Try incorporating illusion and surprise into your worship to tell a story, illustrate a point, or simply serve as a visual memory of the service.
Put out the trash.
Next Sunday, place a trashcan on the altar or at the front of your church. Your congregation will wonder why it is there. Did someone leave it by mistake? The pastor doesn’t mention the “elephant in the room” until the sermon, leaving the congregants to hang on every word for an explanation. Inside the trashcan is the next step —a toy, money or maybe even real trash to illustrate sin. The point is to use a surprising, unusual or outlandish object to build suspense, create metaphor and draw people into the sermon.
A bag, an apple and an orange.
BellaOnline’s Joanna Stewart shares a Gospel magic trick that illustrates the biblical truth of the life-changing power of Jesus. You need a small paper bag, an apple and an orange. Behind the scenes, cut the peel off the top of the orange. Then cut the peel straight down the middle. Slide your thumb under the peel and remove it carefully. A big navel orange is the easiest to peel. Wrap the orange peel around a small apple so it appears to be an orange. You may need a little glue. In front of your congregation, show that the paper bag is empty and show your “orange.” Put the “orange” in the paper bag; then read 2 Corinthians 5:17, “So if anyone is in Christ, there is a new creation: everything old has passed away; see, everything has become new!” Reach into the paper bag and grab only the apple. Show the apple; then crush the bag (with the orange peel inside) to show its “emptiness.” It may take a little practice, but the effect is well worth the biblical lesson.

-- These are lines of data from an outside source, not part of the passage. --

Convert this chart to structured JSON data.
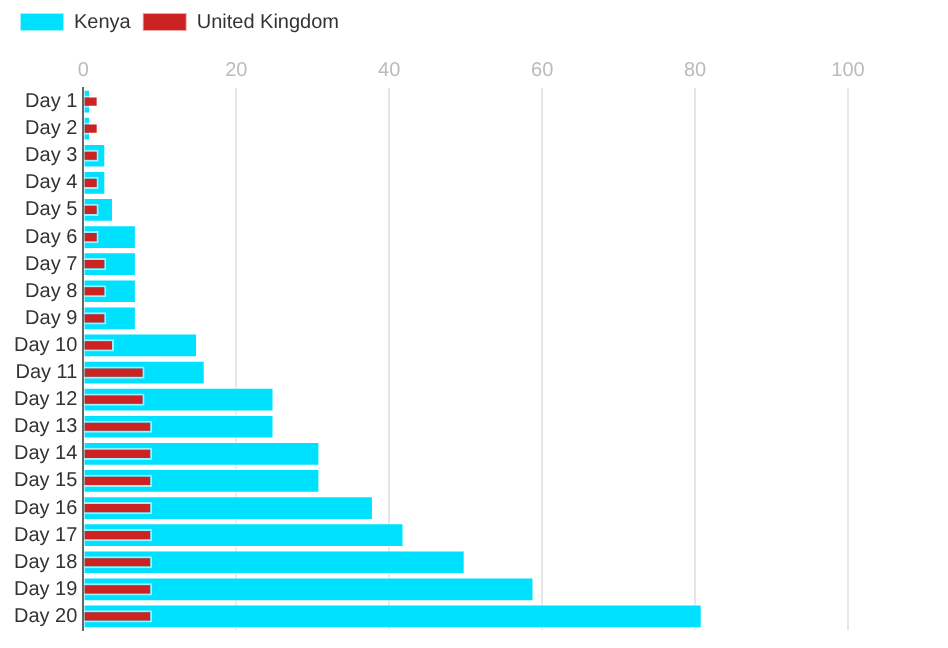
{
  "chart_data": {
    "type": "bar",
    "orientation": "horizontal",
    "categories": [
      "Day 1",
      "Day 2",
      "Day 3",
      "Day 4",
      "Day 5",
      "Day 6",
      "Day 7",
      "Day 8",
      "Day 9",
      "Day 10",
      "Day 11",
      "Day 12",
      "Day 13",
      "Day 14",
      "Day 15",
      "Day 16",
      "Day 17",
      "Day 18",
      "Day 19",
      "Day 20"
    ],
    "series": [
      {
        "name": "Kenya",
        "color": "#00e0ff",
        "values": [
          1,
          1,
          3,
          3,
          4,
          7,
          7,
          7,
          7,
          15,
          16,
          25,
          25,
          31,
          31,
          38,
          42,
          50,
          59,
          81
        ]
      },
      {
        "name": "United Kingdom",
        "color": "#cc2222",
        "values": [
          2,
          2,
          2,
          2,
          2,
          2,
          3,
          3,
          3,
          4,
          8,
          8,
          9,
          9,
          9,
          9,
          9,
          9,
          9,
          9
        ]
      }
    ],
    "xlim": [
      0,
      100
    ],
    "xticks": [
      0,
      20,
      40,
      60,
      80,
      100
    ],
    "grid": "x",
    "legend": "top left"
  }
}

Box, notebook and Christmas.
Even though it is February, think about carrying the Christmas message all year long. Have congregants write on individual pieces of paper the blessings that happen to them throughout the year. Invite them to deposit the notes in the “Christmas” box in the church. During Advent and Christmas, open the box and share as many blessings as possible during a worship service. Take all the blessings and share in a booklet, online or every week in the bulletin.
Up in the air.
For a colorful way to illustrate ideas, tape one or two small words from a Scripture lesson on balloons. Use a rented helium tank (from a party store) to inflate the balloons, add the message tags and tie the balloons near the altar or along the pews. As the pastor reads the Scripture verse, have a volunteer pop a balloon to illustrate your point. Don’t pop all of the balloons; give them to children and adults as they leave the church.
Create a list of characters connected to biblical themes. Put the character’s name on a postcard and deposit it in a small basket or other container. Have a volunteer (this is great way to involve children and adults) draw a paper and act on it. For example, if the character is “donkey,” the volunteer pretends to be a donkey in the Bible. Children could be the “actors” and adults could teach them the Bible story or anecdote that best reflects the character. Just like traditional charades, the first person to guess the right answer gets to act out the next word. It will keep the congregation involved and interested, and lead to laughter and fun.